Легко вылез из саней, осмотрелся.
— Ну, сказывай, сколь мортир отлили да пищалей? Версень поманил обер-мастера.
У немца откуда и прыть взялась, подскочил, сунул боярину лист пергамента. Василий поморщился.
— Аль так не упомнишь, по грамотке бубнить сбираешься?
Боярин память напряг, очи к небу воздел, принялся по пальцам перечислять. Великий князь слушал, не перебивал. Когда Версень закончил, сказал недовольно:
— Мало! Вдвойне надобно. Упреждал тебя о том, боярин, посылая на Пушкарный двор.
Повернулся к обер-мастеру:
— Ну а ты о чём молвить хочешь, немчура? Аль не плачу я тебе, чтоб уменье приложил да мой Пушкарный двор вдосталь оружья отливал? Войску во множестве пищали и пушки потребны, сами, чаю, видели, сколь намедни в Смоленск послано. Но то ещё не всё. Огневой бой нынче в силу вступил, и нам наше войско пищалями да пушками снабдить надобно, дабы не только за Смоленск и иные западные земли бились успешно, а и крымцев отражали, стояли за государство Российское стойко.
Заметил Степана, поманил пальцем. Тот вперёд подался, стал перед великим князем.

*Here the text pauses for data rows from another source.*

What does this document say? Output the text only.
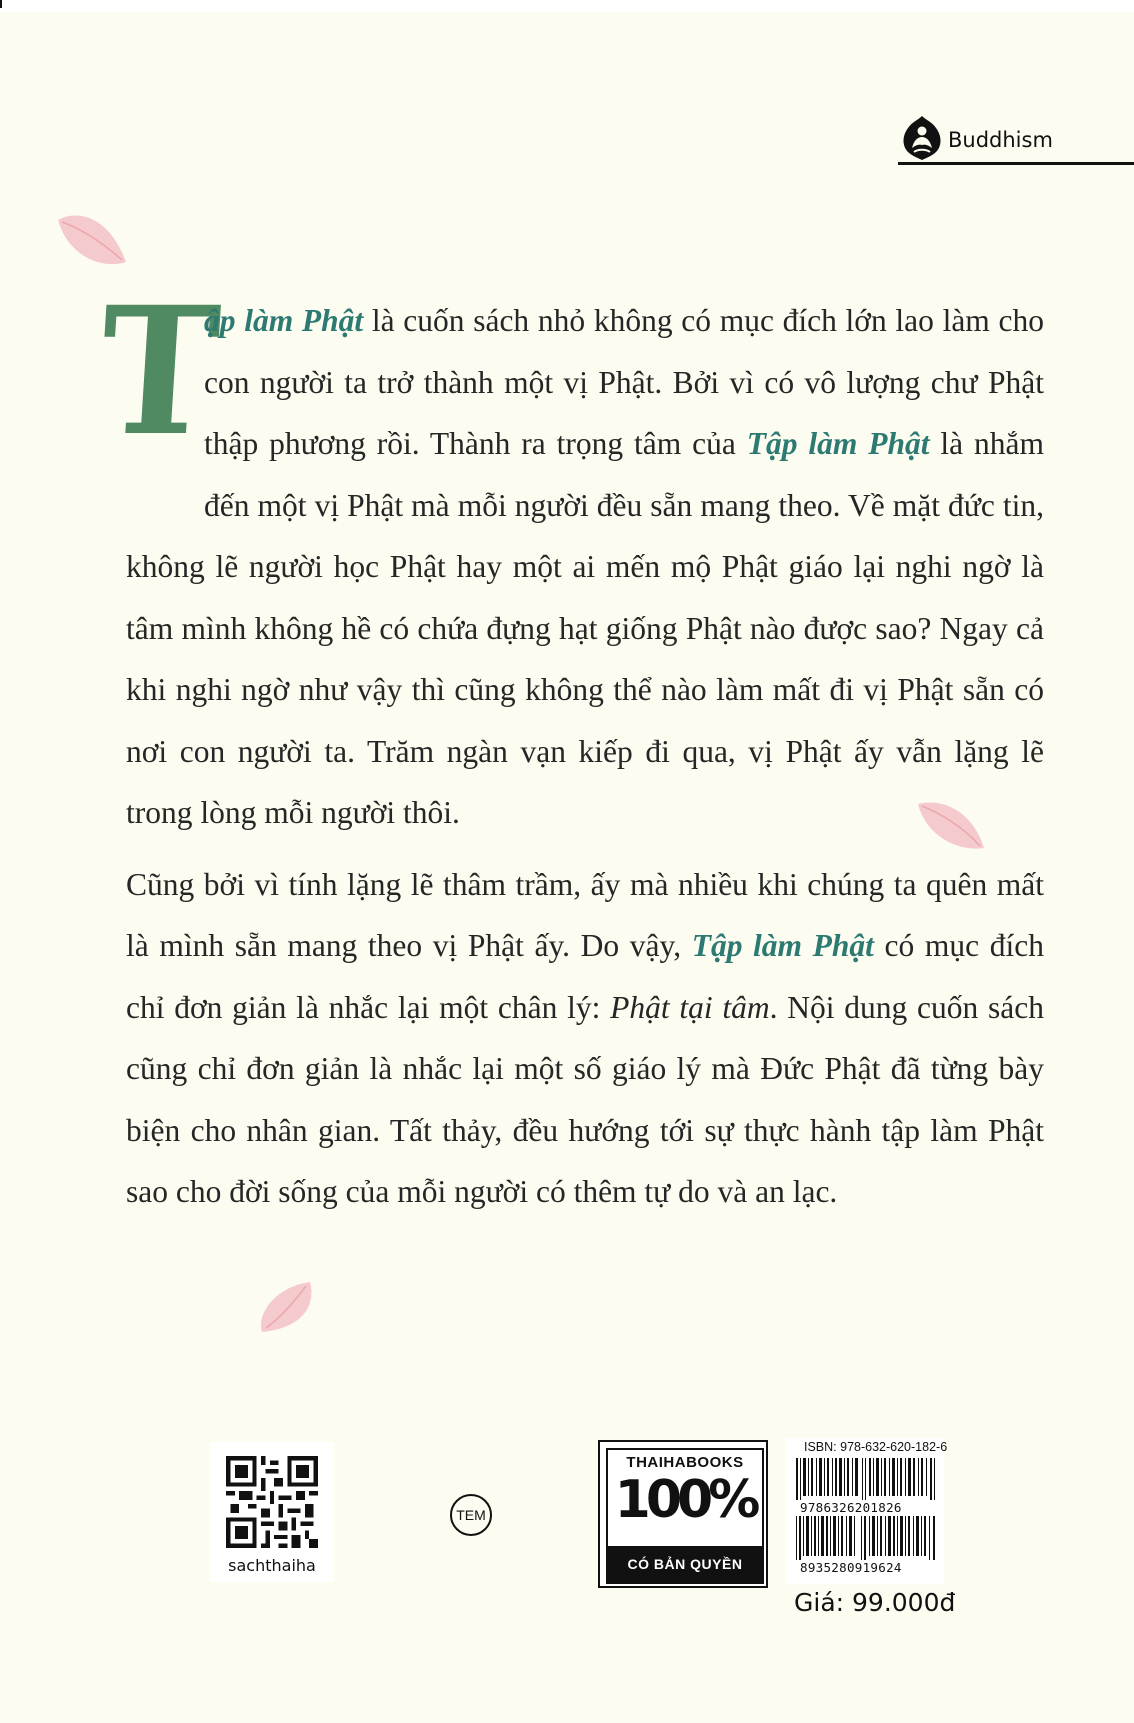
Buddhism
T

ập làm Phật là cuốn sách nhỏ không có mục đích lớn lao làm cho con người ta trở thành một vị Phật. Bởi vì có vô lượng chư Phật thập phương rồi. Thành ra trọng tâm của Tập làm Phật là nhắm đến một vị Phật mà mỗi người đều sẵn mang theo. Về mặt đức tin, không lẽ người học Phật hay một ai mến mộ Phật giáo lại nghi ngờ là tâm mình không hề có chứa đựng hạt giống Phật nào được sao? Ngay cả khi nghi ngờ như vậy thì cũng không thể nào làm mất đi vị Phật sẵn có nơi con người ta. Trăm ngàn vạn kiếp đi qua, vị Phật ấy vẫn lặng lẽ trong lòng mỗi người thôi.

Cũng bởi vì tính lặng lẽ thâm trầm, ấy mà nhiều khi chúng ta quên mất là mình sẵn mang theo vị Phật ấy. Do vậy, Tập làm Phật có mục đích chỉ đơn giản là nhắc lại một chân lý: Phật tại tâm. Nội dung cuốn sách cũng chỉ đơn giản là nhắc lại một số giáo lý mà Đức Phật đã từng bày biện cho nhân gian. Tất thảy, đều hướng tới sự thực hành tập làm Phật sao cho đời sống của mỗi người có thêm tự do và an lạc.

sachthaiha
TEM
THAIHABOOKS
100%
CÓ BẢN QUYỀN
ISBN: 978-632-620-182-6
9786326201826
8935280919624
Giá: 99.000đ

— Ан верно ль я сказываю? — и прищурился. Степан шапку долой, тряхнул кудрями, ответил бойко:
— Государь, дадим, сколь потребно, наряда огневого! — И в очи великому князю заглянул, уловил одобрение, продолжил: — Не дерзость это, а истина.
— Так почто не давали?
Степанка облизнул пересохшие губы, покосился на стоявшего рядом Версеня, выговорил:
— Боярину Ивану Микитичу такое не под силу, хлопотно. Надобно денно и нощно на Пушкарном дворе проводить, дабы мастеровые не токмо по свету, но и по-тёмному трудились. Да литейку новую ставить.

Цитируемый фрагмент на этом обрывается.